A juventude é uma fase da vida marcada por muitas descobertas, anseios, sonhos, dúvidas e expectativas para o futuro, porém o crescente número de jovens entre 15 a 29 anos desinteressados em trabalhar ou estudar, tem chamado a atenção. Para entender melhor a geração chamada “nem-nem” [composta por jovens que nem estudam, nem trabalham], o Sentinela conversou com a psicanalista da Clínica Mente Sana, Claudia Lorena Ferlin, de São José do Cedro.
Longe de ser uma condição simplesmente associada à preguiça ou desinteresse, Claudia explica que o fenômeno envolve múltiplos fatores sociais, emocionais e familiares. “A geração ‘nem-nem’ é aquela que não faz nenhuma atividade, não tem nenhuma ocupação”, resume a profissional. A falta de engajamento em atividades formais é vista como consequência de pressões intensas e expectativas frustradas em relação ao futuro.
A psicanalista observa que essa situação pode ser reflexo de fatores mais profundos do que uma simples escolha, pois muitas vezes esses jovens se sentem pressionados a escolher uma profissão para o resto da vida e acabam não estudando.
No campo do trabalho, ela aponta que a busca por dinheiro fácil tem sido um dos fatores que tem afastado esses jovens do mercado de trabalho. Claudia relata que a internet e os influenciadores, apresentam jogos e outras formas de ganhar dinheiro não convencionais como o trabalho formal. Mediante a isso, esses jovens acreditam que podem ganhar dinheiro sem esforço: “Isso poderá impactar profundamente o futuro profissional desses jovens, uma vez que não iniciam a carreira profissional de forma adequada”.
O cenário na região e os gatilhos emocionais
Nas cidades pequenas ou em contextos rurais, como em São José do Cedro e região, o fenômeno se manifesta, mas com nuances distintas: “Temos muitas famílias na área rural e o jovem que não quer permanecer no interior, não tem vontade de trabalhar em sua propriedade e quer sair. Quer experimentar o mundo, quer fazer outras coisas, porém às vezes é impossibilitado disso. O que faz com que desanime tanto de procurar novas oportunidades, quanto de trabalhar na terra”, comenta a psicanalista.
Já nos centros urbanos, o cenário é outro. Ela relata que as facilidades em relação ao acesso às mídias sociais e a internet, acabam sabotando a vontade desses jovens de fazer uma faculdade ou ter um emprego regular.
A falta de perspectivas claras também impactam diretamente a saúde mental dos jovens. O fato da geração “nem-nem” acreditar que o seu futuro é incerto, passam a apresentar quadros de ansiedade, levando a depressão. “Se esse jovem começa acreditar que o seu futuro é incerto e ruim, irá se sentir desanimado em criar possibilidades para melhorar o seu futuro”, pontua Claudia.
Além do sofrimento emocional, há consequências no desenvolvimento da identidade desses adolescentes e jovens adultos. Quando mais velhos, essas mesmas pessoas poderão se tornar adultos com autoestima baixa, indecisos, sem personalidades, com traços depressivos e com sintomas patológicos.

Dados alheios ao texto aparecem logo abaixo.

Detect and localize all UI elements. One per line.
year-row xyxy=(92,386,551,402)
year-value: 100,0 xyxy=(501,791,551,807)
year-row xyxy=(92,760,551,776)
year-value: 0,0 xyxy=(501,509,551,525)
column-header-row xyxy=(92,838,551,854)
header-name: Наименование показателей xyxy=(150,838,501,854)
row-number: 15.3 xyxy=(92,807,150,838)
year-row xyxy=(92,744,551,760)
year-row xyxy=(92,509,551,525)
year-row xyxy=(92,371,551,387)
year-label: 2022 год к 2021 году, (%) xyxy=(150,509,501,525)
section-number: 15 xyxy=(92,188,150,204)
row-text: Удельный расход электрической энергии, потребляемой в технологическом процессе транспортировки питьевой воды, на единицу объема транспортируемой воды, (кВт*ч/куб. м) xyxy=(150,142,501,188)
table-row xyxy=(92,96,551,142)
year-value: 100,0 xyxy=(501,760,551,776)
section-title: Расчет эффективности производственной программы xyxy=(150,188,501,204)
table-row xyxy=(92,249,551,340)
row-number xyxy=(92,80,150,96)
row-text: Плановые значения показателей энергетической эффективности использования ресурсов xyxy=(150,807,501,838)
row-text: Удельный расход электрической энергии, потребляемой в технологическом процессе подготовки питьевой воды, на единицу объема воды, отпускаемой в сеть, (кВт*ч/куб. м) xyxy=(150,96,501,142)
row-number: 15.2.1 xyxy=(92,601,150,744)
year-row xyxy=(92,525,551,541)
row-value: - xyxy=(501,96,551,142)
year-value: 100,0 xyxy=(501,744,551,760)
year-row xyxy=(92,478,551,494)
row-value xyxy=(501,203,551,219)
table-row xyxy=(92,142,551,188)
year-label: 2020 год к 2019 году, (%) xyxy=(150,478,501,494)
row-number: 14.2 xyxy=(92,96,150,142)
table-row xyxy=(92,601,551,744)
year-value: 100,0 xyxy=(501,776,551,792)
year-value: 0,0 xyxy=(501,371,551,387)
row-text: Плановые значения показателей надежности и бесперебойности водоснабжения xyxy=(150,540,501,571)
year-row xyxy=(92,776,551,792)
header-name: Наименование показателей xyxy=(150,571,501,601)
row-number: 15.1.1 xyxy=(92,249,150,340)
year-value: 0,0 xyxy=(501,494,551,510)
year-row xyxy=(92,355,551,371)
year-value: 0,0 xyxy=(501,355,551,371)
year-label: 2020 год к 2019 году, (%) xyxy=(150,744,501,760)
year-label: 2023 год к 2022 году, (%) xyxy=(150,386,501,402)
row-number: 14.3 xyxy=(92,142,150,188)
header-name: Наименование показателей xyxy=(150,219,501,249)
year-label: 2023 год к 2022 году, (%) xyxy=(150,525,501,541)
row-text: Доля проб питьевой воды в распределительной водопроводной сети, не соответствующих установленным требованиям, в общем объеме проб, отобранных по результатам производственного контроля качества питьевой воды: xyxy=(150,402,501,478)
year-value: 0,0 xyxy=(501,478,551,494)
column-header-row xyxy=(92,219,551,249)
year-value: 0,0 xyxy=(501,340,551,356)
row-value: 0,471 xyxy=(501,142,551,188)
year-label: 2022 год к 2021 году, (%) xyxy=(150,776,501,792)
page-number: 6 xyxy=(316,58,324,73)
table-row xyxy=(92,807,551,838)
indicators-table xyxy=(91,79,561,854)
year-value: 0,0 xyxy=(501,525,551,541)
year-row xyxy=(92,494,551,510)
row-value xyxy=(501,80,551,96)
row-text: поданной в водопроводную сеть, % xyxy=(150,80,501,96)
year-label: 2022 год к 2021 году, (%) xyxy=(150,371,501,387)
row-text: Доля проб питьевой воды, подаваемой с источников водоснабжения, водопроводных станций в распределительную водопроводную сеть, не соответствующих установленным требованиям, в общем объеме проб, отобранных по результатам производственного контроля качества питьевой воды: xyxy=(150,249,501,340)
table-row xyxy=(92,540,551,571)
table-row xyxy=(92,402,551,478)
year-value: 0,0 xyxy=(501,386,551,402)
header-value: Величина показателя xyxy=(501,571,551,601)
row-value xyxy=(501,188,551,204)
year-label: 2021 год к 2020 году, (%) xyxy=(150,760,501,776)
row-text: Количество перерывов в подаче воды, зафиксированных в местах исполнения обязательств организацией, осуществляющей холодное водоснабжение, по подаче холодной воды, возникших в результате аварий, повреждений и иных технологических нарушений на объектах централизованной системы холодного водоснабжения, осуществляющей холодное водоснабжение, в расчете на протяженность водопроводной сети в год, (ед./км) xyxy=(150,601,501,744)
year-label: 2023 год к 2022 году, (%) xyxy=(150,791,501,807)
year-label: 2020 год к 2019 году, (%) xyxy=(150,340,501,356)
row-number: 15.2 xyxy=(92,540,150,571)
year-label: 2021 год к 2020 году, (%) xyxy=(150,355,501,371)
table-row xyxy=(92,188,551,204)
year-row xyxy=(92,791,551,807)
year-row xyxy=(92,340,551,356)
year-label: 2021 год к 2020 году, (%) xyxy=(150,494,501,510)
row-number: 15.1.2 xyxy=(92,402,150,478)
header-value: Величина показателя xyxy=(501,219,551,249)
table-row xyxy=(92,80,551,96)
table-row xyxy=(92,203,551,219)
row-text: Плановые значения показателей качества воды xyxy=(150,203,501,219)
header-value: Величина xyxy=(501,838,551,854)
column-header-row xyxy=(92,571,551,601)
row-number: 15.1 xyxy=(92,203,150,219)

Questionada sobre como isso afeta a dinâmica familiar, ela comenta que os jovens que compõem a geração “nem-nem” se tornam dependentes emocionalmente e financeiramente de seus familiares, por mais tempo do que o normal. Para a sociedade em geral, esse jovem deixará de produzir e de contribuir como o esperado, tornando-se um custo alto para a sociedade.
O papel da família
Diante desse cenário, o papel da família é essencial. Claudia explica que os pais podem contribuir ajudando os seus filhos a entender suas necessidade e orientando para um futuro onde desenvolvam suas qualidades e superem suas expectativas: “Os pais podem ajudar os seus filhos a entender quais são suas expectativas e a sua visão sobre o futuro, além daquilo que precisa ser melhorado”.

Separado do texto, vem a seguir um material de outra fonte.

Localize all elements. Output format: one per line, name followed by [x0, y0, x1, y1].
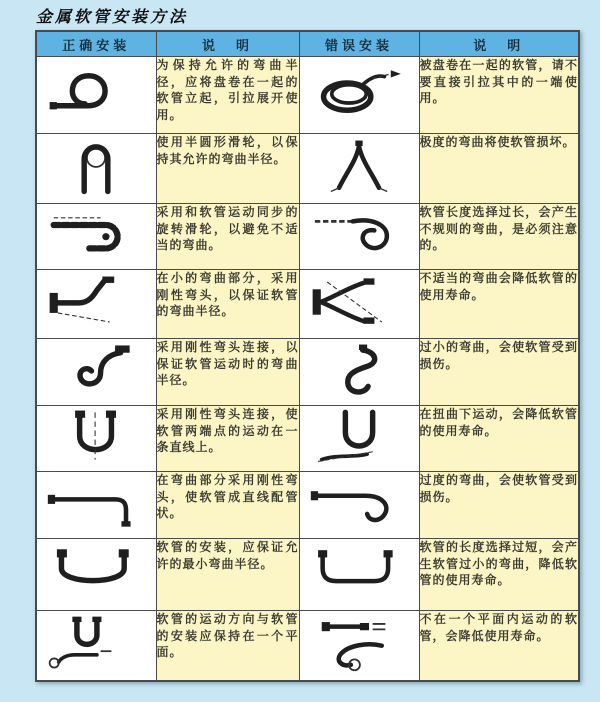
correct-note-cell	[156, 539, 299, 611]
wrong-figure-cell	[299, 204, 419, 270]
table-header	[36, 31, 579, 57]
correct-note-cell	[156, 57, 299, 134]
wrong-figure-cell	[299, 270, 419, 339]
table-row	[36, 539, 579, 611]
wrong-note-text: 极度的弯曲将使软管损坏。	[419, 135, 576, 149]
table-row	[36, 57, 579, 134]
sharply-bent-hose-icon	[309, 137, 409, 195]
wrong-figure-cell	[299, 611, 419, 681]
correct-note-text: 在小的弯曲部分，采用刚性弯头，以保证软管的弯曲半径。	[156, 271, 299, 319]
overbent-elbow-hose-icon	[309, 475, 409, 531]
page-title: 金属软管安装方法	[36, 7, 189, 26]
correct-note-cell	[156, 339, 299, 406]
table-row	[36, 134, 579, 204]
wrong-note-text: 不适当的弯曲会降低软管的使用寿命。	[419, 271, 578, 302]
correct-figure-cell	[36, 611, 156, 681]
min-bend-radius-u-icon	[46, 546, 146, 598]
correct-note-text: 采用刚性弯头连接，以保证软管运动时的弯曲半径。	[156, 340, 299, 388]
wrong-note-text: 软管长度选择过长，会产生不规则的弯曲，是必须注意的。	[419, 205, 578, 253]
wrong-figure-cell	[299, 472, 419, 539]
wrong-note-cell	[419, 611, 579, 681]
header-wrong-install: 错误安装	[299, 31, 419, 57]
hose-on-rotating-guide-icon	[46, 207, 146, 261]
table-row	[36, 406, 579, 472]
correct-note-cell	[156, 472, 299, 539]
correct-note-text: 使用半圆形滑轮，以保持其允许的弯曲半径。	[156, 135, 299, 166]
short-hose-tight-bend-icon	[309, 546, 409, 598]
correct-figure-cell	[36, 472, 156, 539]
header-explanation-left: 说 明	[156, 31, 299, 57]
wrong-note-text: 过度的弯曲，会使软管受到损伤。	[419, 473, 578, 504]
too-small-bend-hook-icon	[309, 342, 409, 398]
correct-note-text: 软管的运动方向与软管的安装应保持在一个平面。	[156, 612, 299, 660]
correct-note-cell	[156, 270, 299, 339]
coiled-hose-pulled-end-icon	[309, 65, 409, 121]
correct-note-text: 采用刚性弯头连接，使软管两端点的运动在一条直线上。	[156, 407, 299, 455]
wrong-note-cell	[419, 270, 579, 339]
installation-guide-table	[35, 30, 580, 682]
correct-note-cell	[156, 134, 299, 204]
header-correct-install: 正确安装	[36, 31, 156, 57]
improper-branch-bend-icon	[309, 274, 409, 330]
wrong-note-cell	[419, 204, 579, 270]
correct-note-text: 软管的安装，应保证允许的最小弯曲半径。	[156, 540, 299, 571]
straight-run-elbow-icon	[46, 475, 146, 531]
wrong-note-cell	[419, 339, 579, 406]
overlong-hose-loop-icon	[309, 207, 409, 261]
correct-figure-cell	[36, 406, 156, 472]
single-plane-motion-icon	[46, 614, 146, 672]
correct-figure-cell	[36, 57, 156, 134]
correct-figure-cell	[36, 134, 156, 204]
correct-note-cell	[156, 406, 299, 472]
wrong-figure-cell	[299, 406, 419, 472]
table-row	[36, 611, 579, 681]
wrong-note-text: 过小的弯曲，会使软管受到损伤。	[419, 340, 578, 371]
table-row	[36, 204, 579, 270]
wrong-note-cell	[419, 57, 579, 134]
wrong-note-cell	[419, 472, 579, 539]
rigid-elbow-hanging-hose-icon	[46, 342, 146, 398]
wrong-note-cell	[419, 406, 579, 472]
rigid-elbow-small-bend-icon	[46, 274, 146, 330]
wrong-note-text: 被盘卷在一起的软管，请不要直接引拉其中的一端使用。	[419, 58, 578, 106]
twisted-u-hose-icon	[309, 408, 409, 464]
table-row	[36, 472, 579, 539]
correct-note-text: 在弯曲部分采用刚性弯头，使软管成直线配管状。	[156, 473, 299, 521]
correct-note-text: 采用和软管运动同步的旋转滑轮，以避免不适当的弯曲。	[156, 205, 299, 253]
out-of-plane-hoses-icon	[309, 614, 409, 672]
wrong-note-text: 不在一个平面内运动的软管，会降低使用寿命。	[419, 612, 578, 643]
wrong-note-text: 软管的长度选择过短，会产生软管过小的弯曲，降低软管的使用寿命。	[419, 540, 578, 588]
correct-note-text: 为保持允许的弯曲半径，应将盘卷在一起的软管立起，引拉展开使用。	[156, 58, 299, 122]
wrong-note-cell	[419, 539, 579, 611]
table-row	[36, 270, 579, 339]
correct-figure-cell	[36, 539, 156, 611]
correct-figure-cell	[36, 270, 156, 339]
correct-figure-cell	[36, 204, 156, 270]
wrong-figure-cell	[299, 539, 419, 611]
u-hose-aligned-ends-icon	[46, 408, 146, 464]
header-explanation-right: 说 明	[419, 31, 579, 57]
wrong-figure-cell	[299, 134, 419, 204]
wrong-note-text: 在扭曲下运动，会降低软管的使用寿命。	[419, 407, 578, 438]
wrong-figure-cell	[299, 57, 419, 134]
correct-note-cell	[156, 204, 299, 270]
correct-note-cell	[156, 611, 299, 681]
hose-uncoiling-flat-icon	[46, 65, 146, 121]
wrong-note-cell	[419, 134, 579, 204]
correct-figure-cell	[36, 339, 156, 406]
table-row	[36, 339, 579, 406]
wrong-figure-cell	[299, 339, 419, 406]
hose-over-semicircular-pulley-icon	[46, 137, 146, 195]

Nesses casos ela destaca a importância do acompanhamento psicológico, pois ao paciente falar, ouvir-se e trabalhar em suas questões mais profundas, esse jovem poderá mudar a visão sobre si mesmo e sobre o mundo.
Porém para evitar esse fenômeno, os pais devem ensinar desde cedo sobre as vantagens e os privilégios de ter um trabalho, incentivá-los a ser alguém e a buscar um futuro melhor. Mas para isso, é necessário que os pais sirvam de exemplo para os seus filhos.
Ainda há esperança na geração “nem-nem”
Apesar dos desafios, a psicanalista tem esperança na geração “nem-nem” e acredita que é possível reverter esse quadro. “A geração ‘nem-nem’ poderá ter maior interesse em avançar na vida e obter conquistas, à medida em que vão amadurecendo e flexibilizando sua mentalidade, entendendo o seu papel e pertencimento no mundo”, conclui a psicanalista Claudia.